Tea is a source of many different types of antioxidants and phytochemicals, which may have wide-ranging health benefits. Black, green, white, and oolong are the most common forms of tea, and all come from different parts of the same plant. Herbal teas come from the flowers or roots of non-tea plants. Most of the research on tea has focused on green tea, because it is the most widely consumed beverage in the world, after water. The major phytochemicals in green tea include gallic acid, and epigallocatechin gallate (EGCG).
Possible benefits of tea
Stroke: Some animal studies have shown that green tea might help prevent stroke.
Cancer: Animal studies and cell studies have shown that extracts of green tea and tea polyphenols might help prevent the development and growth of many forms of cancer by limiting the growth of tumors, and stimulating the destruction of cancer cells.
Weight loss: Some studies have shown that, the green tea catechin epigallocatechin gallate (EGCG) does aid weight-loss efforts. Some evidence shows that the polyphenol content of tea can increase endurance during exercise because of improved fat metabolism (Roberts et al., 2015).

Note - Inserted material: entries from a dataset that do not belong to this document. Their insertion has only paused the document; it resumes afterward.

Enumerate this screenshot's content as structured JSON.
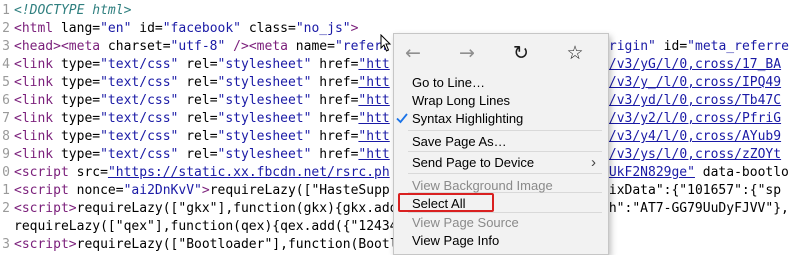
{
  "source_lines": [
    {
      "n": "1",
      "segments": [
        {
          "cls": "c",
          "text": "<!DOCTYPE html>"
        }
      ]
    },
    {
      "n": "2",
      "segments": [
        {
          "cls": "t",
          "text": "<html "
        },
        {
          "cls": "a",
          "text": "lang="
        },
        {
          "cls": "v",
          "text": "\"en\""
        },
        {
          "cls": "a",
          "text": " id="
        },
        {
          "cls": "v",
          "text": "\"facebook\""
        },
        {
          "cls": "a",
          "text": " class="
        },
        {
          "cls": "v",
          "text": "\"no_js\""
        },
        {
          "cls": "t",
          "text": ">"
        }
      ]
    },
    {
      "n": "3",
      "segments": [
        {
          "cls": "t",
          "text": "<head><meta "
        },
        {
          "cls": "a",
          "text": "charset="
        },
        {
          "cls": "v",
          "text": "\"utf-8\""
        },
        {
          "cls": "t",
          "text": " /><meta "
        },
        {
          "cls": "a",
          "text": "name="
        },
        {
          "cls": "v",
          "text": "\"referr"
        },
        {
          "cls": "plain",
          "text": "                         "
        },
        {
          "cls": "v",
          "text": "ssorigin\""
        },
        {
          "cls": "a",
          "text": " id="
        },
        {
          "cls": "v",
          "text": "\"meta_referre"
        }
      ]
    },
    {
      "n": "4",
      "segments": [
        {
          "cls": "t",
          "text": "<link "
        },
        {
          "cls": "a",
          "text": "type="
        },
        {
          "cls": "v",
          "text": "\"text/css\""
        },
        {
          "cls": "a",
          "text": " rel="
        },
        {
          "cls": "v",
          "text": "\"stylesheet\""
        },
        {
          "cls": "a",
          "text": " href="
        },
        {
          "cls": "lnk",
          "text": "\"htt"
        },
        {
          "cls": "plain",
          "text": "                         "
        },
        {
          "cls": "lnk",
          "text": "php/v3/yG/l/0,cross/17_BA"
        }
      ]
    },
    {
      "n": "5",
      "segments": [
        {
          "cls": "t",
          "text": "<link "
        },
        {
          "cls": "a",
          "text": "type="
        },
        {
          "cls": "v",
          "text": "\"text/css\""
        },
        {
          "cls": "a",
          "text": " rel="
        },
        {
          "cls": "v",
          "text": "\"stylesheet\""
        },
        {
          "cls": "a",
          "text": " href="
        },
        {
          "cls": "lnk",
          "text": "\"htt"
        },
        {
          "cls": "plain",
          "text": "                         "
        },
        {
          "cls": "lnk",
          "text": "php/v3/y_/l/0,cross/IPQ49"
        }
      ]
    },
    {
      "n": "6",
      "segments": [
        {
          "cls": "t",
          "text": "<link "
        },
        {
          "cls": "a",
          "text": "type="
        },
        {
          "cls": "v",
          "text": "\"text/css\""
        },
        {
          "cls": "a",
          "text": " rel="
        },
        {
          "cls": "v",
          "text": "\"stylesheet\""
        },
        {
          "cls": "a",
          "text": " href="
        },
        {
          "cls": "lnk",
          "text": "\"htt"
        },
        {
          "cls": "plain",
          "text": "                         "
        },
        {
          "cls": "lnk",
          "text": "php/v3/yd/l/0,cross/Tb47C"
        }
      ]
    },
    {
      "n": "7",
      "segments": [
        {
          "cls": "t",
          "text": "<link "
        },
        {
          "cls": "a",
          "text": "type="
        },
        {
          "cls": "v",
          "text": "\"text/css\""
        },
        {
          "cls": "a",
          "text": " rel="
        },
        {
          "cls": "v",
          "text": "\"stylesheet\""
        },
        {
          "cls": "a",
          "text": " href="
        },
        {
          "cls": "lnk",
          "text": "\"htt"
        },
        {
          "cls": "plain",
          "text": "                         "
        },
        {
          "cls": "lnk",
          "text": "php/v3/y2/l/0,cross/PfriG"
        }
      ]
    },
    {
      "n": "8",
      "segments": [
        {
          "cls": "t",
          "text": "<link "
        },
        {
          "cls": "a",
          "text": "type="
        },
        {
          "cls": "v",
          "text": "\"text/css\""
        },
        {
          "cls": "a",
          "text": " rel="
        },
        {
          "cls": "v",
          "text": "\"stylesheet\""
        },
        {
          "cls": "a",
          "text": " href="
        },
        {
          "cls": "lnk",
          "text": "\"htt"
        },
        {
          "cls": "plain",
          "text": "                         "
        },
        {
          "cls": "lnk",
          "text": "php/v3/y4/l/0,cross/AYub9"
        }
      ]
    },
    {
      "n": "9",
      "segments": [
        {
          "cls": "t",
          "text": "<link "
        },
        {
          "cls": "a",
          "text": "type="
        },
        {
          "cls": "v",
          "text": "\"text/css\""
        },
        {
          "cls": "a",
          "text": " rel="
        },
        {
          "cls": "v",
          "text": "\"stylesheet\""
        },
        {
          "cls": "a",
          "text": " href="
        },
        {
          "cls": "lnk",
          "text": "\"htt"
        },
        {
          "cls": "plain",
          "text": "                         "
        },
        {
          "cls": "lnk",
          "text": "php/v3/ys/l/0,cross/zZOYt"
        }
      ]
    },
    {
      "n": "0",
      "segments": [
        {
          "cls": "t",
          "text": "<script "
        },
        {
          "cls": "a",
          "text": "src="
        },
        {
          "cls": "lnk",
          "text": "\"https://static.xx.fbcdn.net/rsrc.ph"
        },
        {
          "cls": "plain",
          "text": "                         "
        },
        {
          "cls": "lnk",
          "text": "k=dUkF2N829ge\""
        },
        {
          "cls": "a",
          "text": " data-bootlo"
        }
      ]
    },
    {
      "n": "1",
      "segments": [
        {
          "cls": "t",
          "text": "<script "
        },
        {
          "cls": "a",
          "text": "nonce="
        },
        {
          "cls": "v",
          "text": "\"ai2DnKvV\""
        },
        {
          "cls": "t",
          "text": ">"
        },
        {
          "cls": "plain",
          "text": "requireLazy([\"HasteSupp                         ({\"ixData\":{\"101657\":{\"sp"
        }
      ]
    },
    {
      "n": "2",
      "segments": [
        {
          "cls": "t",
          "text": "<script>"
        },
        {
          "cls": "plain",
          "text": "requireLazy([\"gkx\"],function(gkx){gkx.add                         ash\":\"AT7-GG79UuDyFJVV\"},"
        }
      ]
    },
    {
      "n": "",
      "segments": [
        {
          "cls": "plain",
          "text": "requireLazy([\"qex\"],function(qex){qex.add({\"12434"
        }
      ]
    },
    {
      "n": "3",
      "segments": [
        {
          "cls": "t",
          "text": "<script>"
        },
        {
          "cls": "plain",
          "text": "requireLazy([\"Bootloader\"],function(Bootloader){Bo"
        }
      ]
    }
  ],
  "context_menu": {
    "nav": [
      {
        "name": "back-icon",
        "glyph": "←",
        "disabled": true
      },
      {
        "name": "forward-icon",
        "glyph": "→",
        "disabled": true
      },
      {
        "name": "reload-icon",
        "glyph": "↻",
        "disabled": false
      },
      {
        "name": "bookmark-star-icon",
        "glyph": "☆",
        "disabled": false
      }
    ],
    "items": [
      {
        "name": "menu-item-go-to-line",
        "label": "Go to Line…",
        "disabled": false,
        "checked": false,
        "submenu": false
      },
      {
        "name": "menu-item-wrap-long-lines",
        "label": "Wrap Long Lines",
        "disabled": false,
        "checked": false,
        "submenu": false
      },
      {
        "name": "menu-item-syntax-highlighting",
        "label": "Syntax Highlighting",
        "disabled": false,
        "checked": true,
        "submenu": false
      },
      {
        "name": "menu-item-save-page-as",
        "label": "Save Page As…",
        "disabled": false,
        "checked": false,
        "submenu": false
      },
      {
        "name": "menu-item-send-page-to-device",
        "label": "Send Page to Device",
        "disabled": false,
        "checked": false,
        "submenu": true
      },
      {
        "name": "menu-item-view-background-image",
        "label": "View Background Image",
        "disabled": true,
        "checked": false,
        "submenu": false
      },
      {
        "name": "menu-item-select-all",
        "label": "Select All",
        "disabled": false,
        "checked": false,
        "submenu": false
      },
      {
        "name": "menu-item-view-page-source",
        "label": "View Page Source",
        "disabled": true,
        "checked": false,
        "submenu": false
      },
      {
        "name": "menu-item-view-page-info",
        "label": "View Page Info",
        "disabled": false,
        "checked": false,
        "submenu": false
      }
    ]
  },
  "colors": {
    "highlight_box": "#d92020",
    "check": "#1a73e8"
  }
}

Memory: It does appear hopeful that either green or black tea may help to slow the memory decline that occurs with aging. In one large study, it appears that people who drank either kind of tea at least five times a week had roughly a 30% slower rate of decline on annual Mini-Mental State Examinations than those who did not consume any tea.
Cardiovascular disease: The study of tea in relation to cardiovascular disease remains inconclusive regarding catechin effects on lipid levels, blood pressure, and coronary artery disease. The US Food and Drug Administration has deemed the evidence regarding green tea and heart health as “supportive, but not conclusive.”
Diabetes: Findings on diabetes and tea also are inconclusive, and the evidence seems even less convincing as more studies are completed.
Osteoporosis: A recent meta-analysis which examined the association between tea drinking and the risk of osteoporosis found that tea consumption can increase bone mineral density, but the researchers were unable to draw any conclusions about whether it can prevent fractures due to osteoporosis
Tooth decay: Both black and green teas seem to inhibit bacteria that cause tooth decay.
Parkinson’s disease: A study published in Parkinsonism & Related Disorders found that coffee, black tea, Japanese tea, and Chinese tea all decreased the risk of Parkinson’s disease.
Immune function and autoimmune disease: Research from the Linus Pauling Institute at Oregon State University shows that green tea increases the number of regulatory T cells that play a key role in immune function and suppression of autoimmune disease.
Polyphenols: These are chemicals found in many foods, including tea. They are antioxidants.
Oxygen radical absorbance capacity (ORAC) scores: ORAC is a measure of antioxidants. Tea and many fruits and vegetables are ranked on the ORAC score.
Flavonoids: These polyphenols may have anti-inflammatory and anticarcinogenic properties.
Catechins: These are a form of flavonoids.
EGCG: EGCG is the catechin most present in tea and the catechin most studied for health benefits. EGCG is not fully absorbed by the body and is not “readily available” to the body.
A bottle of a popular tea beverage is not likely to do much for you. The content of actual tea in these drinks is very minor. To obtain any benefits from tea, freshly brewed tea is a much better option.
It is not known whether decaffeinated teas have the same polyphenols or level of polyphenols as traditional brews.
Milk in tea
Originally, it was thought that milk blocked the absorption of catechins. It is now known that it does not, unless you plan to make your tea with milk and then let it sit for 1 hour or longer before drinking it.